Κυριακή 5 Ιανουαρίου 2014

INDUCTION CHEMOTHERAPY OF NO BENEFIT IN ORAL ACNCER

NEW YORK (Reuters Health) Dec 30 - Outcomes of advanced oral cavity squamous cell carcinoma (OCSCC) are better after primary surgery than after so-called "induction selection" chemotherapy, a retrospective study suggests.
Induction selection aims to assign treatment based on the response to one cycle of induction chemotherapy. Responders undergo concomitant chemoradiotherapy, and nonresponders undergo surgery with adjuvant radiotherapy.
Dr. Douglas B. Chepeha from the University of Michigan in Ann Arbor and colleagues reviewed data on 72 patients with advanced OCSCC: 19 treated with an induction selection protocol and 53 who had primary surgery.
Compared with induction selection, primary surgery yielded significantly better overall survival, disease-specific survival, and locoregional control at 1, 3, and 5 years, the authors reported December 26 online in JAMA Otolaryngology Head and Neck Surgery.

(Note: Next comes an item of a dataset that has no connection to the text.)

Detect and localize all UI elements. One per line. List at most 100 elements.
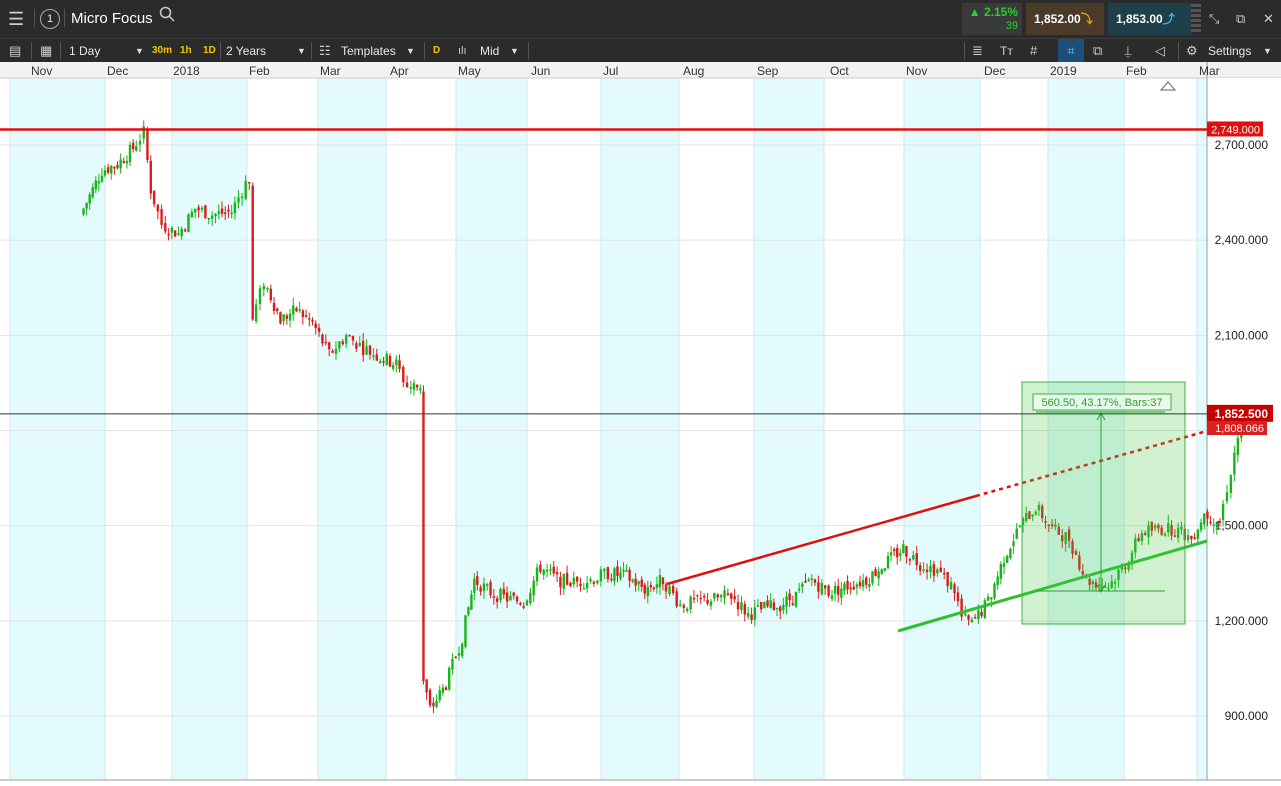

Patients who had primary surgery were 2.5 times more likely to survive, 3.6 times more likely to survive free of cancer, and five times more likely to maintain locoregional control.
In the induction selection group, 10 of 19 patients responded to induction chemotherapy, but only three had complete responses after concomitant chemoradiotherapy and remained disease free at five years. Only one of the remaining seven responders underwent successful salvage after failure of definitive chemoradiotherapy and survived to five years.
Only two of the nine nonresponders in the induction selection group were alive with no evidence of disease after surgical extirpation at five years.
"These findings suggest that the induction selection approach for OCSCC does not provide optimum chemoselection of patients and demonstrates that outcomes were significantly worse in the responder and nonresponder induction selection groups when compared with patients treated with primary surgical extirpation and with selective post-operative radiotherapy (PORT)/chemotherapy for high-risk features," the researchers conclude.
"Until better regimens are available," they add, "standard therapy should remain comprehensive surgical resection combined with selective PORT/chemotherapy."
Dr. Chepeha did not respond to a request for comment.
In an email interview with Reuters Health, Dr. Steven J. Want from the University of California, San Francisco, who was not involved in the study, wrote, "The results are consistent with prior reports and the experience of the vast majority of major head and neck cancer treatment centers. That is, primary chemoradiation is inferior to primary surgery for oral cavity carcinoma."
"There may be a small subset of oral cavity carcinoma patients for whom a primary chemoradiation approach is appropriate," Dr. Wang said. "However, the use of induction chemo as selection criteria does not appear to be an effective strategy. Perhaps as we develop more understanding of tumor markers, a molecular marker strategy for selection might prove effective for selecting oral cavity carcinoma patients who may be candidates for primary chemoradiation."